Deep Reinforcement Learning Methods - Week-6 Highlights

This week I continued working on async one-step q-learning. The major challenge this week is to make the test case success in the Travis CI. It's quite tricky. I tuned the architecture of the network and hyper-parameters, it only costs 2s in my mac but still costs almost 10 minutes in the server, even I reduce the amount of the workers to 4. So I have to try pre-trained network. It's weird that if I set the amount of workers to 0 and only have test process with the pre-trained converged network, it will fail (this only happens in ther server). So I have to set the amount of the workers to 1. Although I don't know why it works. TrainingConfigclass is quite useful in terms of passing in hyper-parameters, however it doesn't conform with the newest mlpack API style. But I assume rl methods won't interact with CrossValidation helper, so I guess the newest API style won't influence my project much. The PR for async one step q-learning is almost ready, hopefully it can be merged within 2 days.


Deep Reinforcement Learning Methods - Week-5 Highlights

This week I started to work on implementing async deep rl methods. Async one step q-learning is the first. I had an exaustive discussion with Marcus about the best design pattern and finally made it with policy based design. I succeeded in implementing async one step q-learning with OpenMP, and I believe my framework can be easily extended to async n-step q-learning, async one-step Sarsa. However, for A3C, extra effort is expected. I tested my implementation in Cart Pole domain, it works well and is very stable. However it doesn't work well in Travis CI. My understanding is the machine in Travis CI doesn't have as good performance as my laptop. And this test needs 18 threads simutaneously, if the parallelization of the machine is bad, the performance of the agent will be heavily hurt. I'm still seeking for solution for this.


Deep Reinforcement Learning Methods - Week-4 Highlights

This week I finished the update of optimizer API. I think the PR is now ready to merge. Thanks Ryan for helping me with some complicated optimizers. I also worked on exposing Forward and Backward of FFN, and the support of real batch mode.
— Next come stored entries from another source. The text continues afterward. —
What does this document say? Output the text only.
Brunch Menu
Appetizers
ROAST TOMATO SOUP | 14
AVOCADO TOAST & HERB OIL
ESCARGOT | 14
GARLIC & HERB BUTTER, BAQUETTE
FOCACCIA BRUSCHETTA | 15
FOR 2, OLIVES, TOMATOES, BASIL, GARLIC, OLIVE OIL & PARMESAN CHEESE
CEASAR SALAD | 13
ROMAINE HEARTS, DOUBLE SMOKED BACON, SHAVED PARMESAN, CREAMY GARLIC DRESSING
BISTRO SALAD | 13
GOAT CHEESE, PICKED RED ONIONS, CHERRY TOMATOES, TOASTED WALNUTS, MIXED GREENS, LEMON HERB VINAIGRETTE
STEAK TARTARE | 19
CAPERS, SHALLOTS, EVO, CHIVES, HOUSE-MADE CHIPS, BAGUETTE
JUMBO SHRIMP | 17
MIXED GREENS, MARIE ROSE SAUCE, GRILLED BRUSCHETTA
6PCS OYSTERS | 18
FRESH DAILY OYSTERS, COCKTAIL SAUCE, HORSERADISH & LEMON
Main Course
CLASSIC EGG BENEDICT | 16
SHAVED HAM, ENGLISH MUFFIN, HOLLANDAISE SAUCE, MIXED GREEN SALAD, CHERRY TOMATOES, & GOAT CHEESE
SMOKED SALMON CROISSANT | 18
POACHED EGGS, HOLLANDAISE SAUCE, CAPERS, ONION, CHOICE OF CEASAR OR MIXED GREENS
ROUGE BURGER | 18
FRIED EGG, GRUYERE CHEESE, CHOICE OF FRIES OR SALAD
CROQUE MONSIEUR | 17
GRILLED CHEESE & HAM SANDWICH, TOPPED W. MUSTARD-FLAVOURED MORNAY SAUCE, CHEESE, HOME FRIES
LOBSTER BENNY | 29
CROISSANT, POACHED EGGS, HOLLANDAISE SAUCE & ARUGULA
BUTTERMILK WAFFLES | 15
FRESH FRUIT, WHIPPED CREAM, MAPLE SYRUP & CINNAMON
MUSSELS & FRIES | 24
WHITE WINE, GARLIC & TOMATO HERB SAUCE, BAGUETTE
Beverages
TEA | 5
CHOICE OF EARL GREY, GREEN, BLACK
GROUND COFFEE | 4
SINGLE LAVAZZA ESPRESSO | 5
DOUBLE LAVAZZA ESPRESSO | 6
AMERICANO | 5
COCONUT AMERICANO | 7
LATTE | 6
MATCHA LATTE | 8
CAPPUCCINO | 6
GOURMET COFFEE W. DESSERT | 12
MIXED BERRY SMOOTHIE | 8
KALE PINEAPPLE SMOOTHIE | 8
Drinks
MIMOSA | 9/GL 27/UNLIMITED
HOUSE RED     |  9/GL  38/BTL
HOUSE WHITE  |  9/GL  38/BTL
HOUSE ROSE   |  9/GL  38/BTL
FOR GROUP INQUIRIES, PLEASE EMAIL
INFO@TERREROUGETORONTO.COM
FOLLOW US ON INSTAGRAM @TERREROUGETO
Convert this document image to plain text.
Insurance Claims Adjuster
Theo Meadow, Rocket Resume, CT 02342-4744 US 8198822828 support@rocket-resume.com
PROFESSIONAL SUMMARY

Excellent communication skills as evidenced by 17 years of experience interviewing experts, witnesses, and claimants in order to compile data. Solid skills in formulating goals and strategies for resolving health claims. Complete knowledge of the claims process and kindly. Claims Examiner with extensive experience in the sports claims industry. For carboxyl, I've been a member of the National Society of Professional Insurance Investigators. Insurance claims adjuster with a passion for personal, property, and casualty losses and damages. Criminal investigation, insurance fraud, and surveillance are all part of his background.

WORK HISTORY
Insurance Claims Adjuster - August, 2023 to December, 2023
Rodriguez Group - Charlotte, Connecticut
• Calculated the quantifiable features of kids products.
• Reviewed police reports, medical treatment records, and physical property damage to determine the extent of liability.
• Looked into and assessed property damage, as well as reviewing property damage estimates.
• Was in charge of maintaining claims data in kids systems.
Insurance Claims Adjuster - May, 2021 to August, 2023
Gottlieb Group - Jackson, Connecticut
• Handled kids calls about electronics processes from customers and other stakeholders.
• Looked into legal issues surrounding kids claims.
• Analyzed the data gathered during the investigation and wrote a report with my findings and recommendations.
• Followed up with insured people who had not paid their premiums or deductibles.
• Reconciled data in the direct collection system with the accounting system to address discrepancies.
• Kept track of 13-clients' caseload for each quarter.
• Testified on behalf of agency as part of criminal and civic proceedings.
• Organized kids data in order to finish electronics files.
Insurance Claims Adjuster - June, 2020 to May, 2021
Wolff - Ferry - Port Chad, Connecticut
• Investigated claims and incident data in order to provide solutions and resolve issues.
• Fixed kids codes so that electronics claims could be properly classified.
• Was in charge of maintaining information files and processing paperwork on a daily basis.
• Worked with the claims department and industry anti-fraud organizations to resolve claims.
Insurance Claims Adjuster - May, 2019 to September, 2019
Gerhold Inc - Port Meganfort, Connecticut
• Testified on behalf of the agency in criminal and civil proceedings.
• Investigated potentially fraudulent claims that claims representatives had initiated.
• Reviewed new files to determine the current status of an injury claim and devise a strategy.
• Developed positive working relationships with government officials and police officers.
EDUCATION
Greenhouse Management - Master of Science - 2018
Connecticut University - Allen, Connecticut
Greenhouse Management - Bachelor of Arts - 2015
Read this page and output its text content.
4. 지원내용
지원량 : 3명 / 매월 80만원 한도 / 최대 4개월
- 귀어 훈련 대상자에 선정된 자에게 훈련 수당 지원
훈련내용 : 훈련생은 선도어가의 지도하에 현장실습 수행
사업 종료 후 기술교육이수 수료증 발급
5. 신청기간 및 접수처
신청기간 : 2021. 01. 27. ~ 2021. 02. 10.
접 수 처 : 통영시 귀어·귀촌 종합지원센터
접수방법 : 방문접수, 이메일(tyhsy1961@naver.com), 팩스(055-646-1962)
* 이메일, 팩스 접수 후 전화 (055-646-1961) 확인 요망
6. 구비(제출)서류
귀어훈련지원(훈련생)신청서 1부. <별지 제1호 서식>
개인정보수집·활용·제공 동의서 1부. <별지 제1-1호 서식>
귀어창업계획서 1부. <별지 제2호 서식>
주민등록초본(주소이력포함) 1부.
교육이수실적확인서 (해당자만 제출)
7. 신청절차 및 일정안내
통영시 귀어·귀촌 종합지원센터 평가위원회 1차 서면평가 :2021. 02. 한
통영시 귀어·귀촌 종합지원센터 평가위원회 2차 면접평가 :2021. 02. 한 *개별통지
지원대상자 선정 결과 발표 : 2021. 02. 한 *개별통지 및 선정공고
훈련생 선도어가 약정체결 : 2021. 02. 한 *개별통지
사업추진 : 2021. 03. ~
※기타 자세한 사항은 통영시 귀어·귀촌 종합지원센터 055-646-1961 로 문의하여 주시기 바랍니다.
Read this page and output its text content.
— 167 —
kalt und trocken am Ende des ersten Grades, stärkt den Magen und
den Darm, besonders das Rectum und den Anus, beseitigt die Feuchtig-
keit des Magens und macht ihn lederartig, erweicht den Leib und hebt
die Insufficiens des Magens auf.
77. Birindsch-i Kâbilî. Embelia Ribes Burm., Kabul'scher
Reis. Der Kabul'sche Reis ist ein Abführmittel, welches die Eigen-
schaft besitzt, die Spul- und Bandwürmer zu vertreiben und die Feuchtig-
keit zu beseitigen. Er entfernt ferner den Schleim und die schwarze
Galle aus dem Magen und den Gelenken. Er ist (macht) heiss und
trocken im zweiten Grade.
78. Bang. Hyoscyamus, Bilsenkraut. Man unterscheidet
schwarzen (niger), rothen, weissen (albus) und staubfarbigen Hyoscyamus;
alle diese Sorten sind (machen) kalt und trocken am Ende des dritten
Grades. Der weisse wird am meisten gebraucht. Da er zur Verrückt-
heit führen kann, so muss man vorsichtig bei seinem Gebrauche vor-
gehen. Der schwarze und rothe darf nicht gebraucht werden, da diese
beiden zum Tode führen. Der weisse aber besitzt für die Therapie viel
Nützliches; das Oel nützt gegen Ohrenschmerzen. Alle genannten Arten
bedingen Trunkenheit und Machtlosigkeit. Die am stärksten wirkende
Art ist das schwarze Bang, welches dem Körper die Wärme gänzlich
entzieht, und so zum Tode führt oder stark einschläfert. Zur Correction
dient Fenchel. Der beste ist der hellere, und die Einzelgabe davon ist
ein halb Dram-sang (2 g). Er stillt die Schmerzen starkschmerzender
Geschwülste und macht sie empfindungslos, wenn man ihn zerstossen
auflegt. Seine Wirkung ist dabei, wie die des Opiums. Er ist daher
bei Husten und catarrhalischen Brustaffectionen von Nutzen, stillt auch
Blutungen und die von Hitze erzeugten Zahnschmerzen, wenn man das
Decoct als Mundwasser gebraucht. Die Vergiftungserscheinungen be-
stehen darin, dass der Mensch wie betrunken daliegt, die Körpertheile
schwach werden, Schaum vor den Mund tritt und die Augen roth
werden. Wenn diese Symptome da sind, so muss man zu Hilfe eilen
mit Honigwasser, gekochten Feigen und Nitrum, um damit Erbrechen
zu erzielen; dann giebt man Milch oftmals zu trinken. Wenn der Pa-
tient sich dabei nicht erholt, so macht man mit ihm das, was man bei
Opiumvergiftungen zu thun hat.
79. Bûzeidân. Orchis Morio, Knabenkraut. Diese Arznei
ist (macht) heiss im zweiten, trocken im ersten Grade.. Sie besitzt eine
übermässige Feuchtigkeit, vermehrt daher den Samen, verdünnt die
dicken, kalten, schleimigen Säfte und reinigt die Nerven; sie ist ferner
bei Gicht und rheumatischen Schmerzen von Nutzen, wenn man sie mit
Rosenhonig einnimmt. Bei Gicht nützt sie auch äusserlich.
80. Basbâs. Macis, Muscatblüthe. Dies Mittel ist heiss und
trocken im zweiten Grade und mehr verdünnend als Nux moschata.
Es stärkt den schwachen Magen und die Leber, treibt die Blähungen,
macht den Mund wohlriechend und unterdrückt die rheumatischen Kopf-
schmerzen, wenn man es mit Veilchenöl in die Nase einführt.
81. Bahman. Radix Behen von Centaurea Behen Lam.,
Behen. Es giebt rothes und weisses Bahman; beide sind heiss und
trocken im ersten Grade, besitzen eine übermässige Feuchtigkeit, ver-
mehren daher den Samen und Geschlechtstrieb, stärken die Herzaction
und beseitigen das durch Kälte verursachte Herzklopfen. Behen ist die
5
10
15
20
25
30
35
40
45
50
To do this, we need to look into all the LayerType and make sure they are compatible with matrix (before this we only use vector). Thanks Marcus for helping me with conv related layers. There is also another PR about this, which is almost ready to merge. I also investigated OpenMP, it's really amazing that OpenMP doesn't support shared class memeber variable -- to do this, I have to copy the class member variable to a new local variable I also learned some synchronization mechanism of OpenMP. In addition I noticed in the mailing list that some guy is going to implement HOGWILD, but I don't think my async RL will benefit much from that -- the key point of async RL I think is async agents rather than async gradient computation.

BTW I will have a two-week break starting from tomorrow due to DLSS/RLSS in Montreal. During that period I'm afraid I can't work on new PRs. But I think I can still work on the two existing PRs to fix some issues if necessary and make sure they get merged before I'm back.


Deep Reinforcement Learning Methods - Week-3 Highlights

This week I continue working on the DQN PR, and finally make it merged. It's amazing that for CartPole with Double DQN, a samll network with only 20 hidden units is better than a bigger one. I also worked on updating optimizer API. It's really a huge project, with much much more work than I expected. During this process, I started to miss pointer -- pointer parameter can have default value but non-const reference parameter cannot. So I have to write overloaded function to allow default parameter. It is still confusing me why c++ doesn't allow binding a rvalue to a non-const lvalue reference, I think sometimes we do need this feature.


Deep Reinforcement Learning Methods - Week-2 Highlights

This week I mainly worked on merging my DQN PR. During the merge process, many new ideas came out. For example, we decided to use pass-by-value convention to replace old const lvalue reference and rvalue reference overloads for API. This will give user more flexibility and make mlpack codebase more compact. We also decided to totally separate model instance and optimizer instance, which is necessary for asynchronous deep RL methods and is also helpful for the hyperparameter tuner project.

Furthermore, I realized my old design for the abstract interface of asynchronous methods has a fatal disadvantage -- it cannot support LSTM layer for A3C. So I totally redesigned the abstract interface and tested my new design with PyTorch with Atari games. I also tried some interesting things for async deep RL methods like non-centered target network, target network without lock.


Deep Reinforcement Learning Methods - Week-1 Highlights

This post contains work that has been done until now from about Feb.

This Deep RL project will implement DQN (and its variants) and several asynchronous deep rl methods. Until now basic DQN (ready for classical tasks like CartPole) has been finished and is being merged. Skeleton of async methods is also finished.

I have surveyed bunch of DQN and A3C implementations in TensorFlow and PyTorch to find the best practice. Furthermore, I implemented DQN, async Q-learning, async n-step Q-learning and async Sarsa from scratch in PyTorch. This highly modularized PyTorch implementation can be found here. All these implementations work well with CartPole. And I also tested DQN with BreakOut and A3C with Pong.

The future work will mainly be porting my PyTorch implementation to MLPack.